Le code civil ne prévoit aucune règle concernant la contribution des concubins aux charges de la vie commune dans le cadre d’une union libre, à l’inverse du PACS et du mariage.


Ainsi, en l’absence de volonté exprimée par les concubins concernant la contribution des charges de la vie commune, les juges rappellent que chacun doit supporter les dépenses de la vie courante qu’il a engagées, sans pouvoir en demander remboursement ou participation à l’autre par la suite notamment lors d’une séparation.

Dans cette affaire, un concubin avait engagé des fonds pour la création du commerce de sa compagne, que cette dernière reconnaissait lui devoir. Suite à leur séparation, l’ex-concubin demande remboursement de cette somme à son ex-compagne. Cette dernière estime ne pas en être redevable puisque la somme réclamée se compenserait avec la moitié des frais de logement et d’électricité qu’elle a engagée seule au cours de leur vie commune.

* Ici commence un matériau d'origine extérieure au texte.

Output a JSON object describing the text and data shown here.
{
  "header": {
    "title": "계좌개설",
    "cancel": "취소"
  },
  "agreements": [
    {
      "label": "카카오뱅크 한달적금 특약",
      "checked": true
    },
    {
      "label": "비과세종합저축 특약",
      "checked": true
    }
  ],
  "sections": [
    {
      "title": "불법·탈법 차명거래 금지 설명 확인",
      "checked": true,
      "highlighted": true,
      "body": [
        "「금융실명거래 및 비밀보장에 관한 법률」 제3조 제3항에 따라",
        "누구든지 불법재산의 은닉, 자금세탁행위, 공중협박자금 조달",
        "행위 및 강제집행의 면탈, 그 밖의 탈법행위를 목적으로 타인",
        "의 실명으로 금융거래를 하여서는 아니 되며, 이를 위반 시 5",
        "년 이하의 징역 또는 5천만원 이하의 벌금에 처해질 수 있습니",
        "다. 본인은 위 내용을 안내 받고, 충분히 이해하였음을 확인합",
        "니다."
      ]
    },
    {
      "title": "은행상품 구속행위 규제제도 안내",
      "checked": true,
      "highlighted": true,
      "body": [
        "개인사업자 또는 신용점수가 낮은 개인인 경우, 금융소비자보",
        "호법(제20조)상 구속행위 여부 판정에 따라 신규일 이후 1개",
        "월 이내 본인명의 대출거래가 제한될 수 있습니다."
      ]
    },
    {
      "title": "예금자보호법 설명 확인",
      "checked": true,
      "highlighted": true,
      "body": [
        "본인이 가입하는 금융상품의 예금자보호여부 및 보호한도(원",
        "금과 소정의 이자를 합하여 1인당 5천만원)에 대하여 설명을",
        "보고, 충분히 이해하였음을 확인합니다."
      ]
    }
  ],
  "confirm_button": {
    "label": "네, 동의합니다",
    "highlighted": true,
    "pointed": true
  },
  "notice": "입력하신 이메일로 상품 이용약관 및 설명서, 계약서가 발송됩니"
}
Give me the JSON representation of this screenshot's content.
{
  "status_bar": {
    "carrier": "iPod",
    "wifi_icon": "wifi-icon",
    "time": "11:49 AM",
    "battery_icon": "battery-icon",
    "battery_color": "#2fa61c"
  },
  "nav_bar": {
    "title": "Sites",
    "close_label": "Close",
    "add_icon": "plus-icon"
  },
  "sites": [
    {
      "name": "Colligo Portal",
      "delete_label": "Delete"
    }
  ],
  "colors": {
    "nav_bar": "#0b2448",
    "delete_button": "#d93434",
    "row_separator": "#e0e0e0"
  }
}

Les juges refusent de reconnaitre une telle compensation entre les deux sommes. Ils estiment qu’en l’absence d’accord entre les concubins à ce sujet, l’ex-compagne devait supporter les dépenses qu’elle avait engagées pour leur vie courante, de sorte que ces sommes ne pouvaient se compenser entre elles.

A noter que cette position concerne uniquement les dépenses de la vie courante. Pour les sommes excédant la participation normale du conjoint aux charges de la vie commune, les juges admettent la possibilité de demander compensation à l’autre concubin.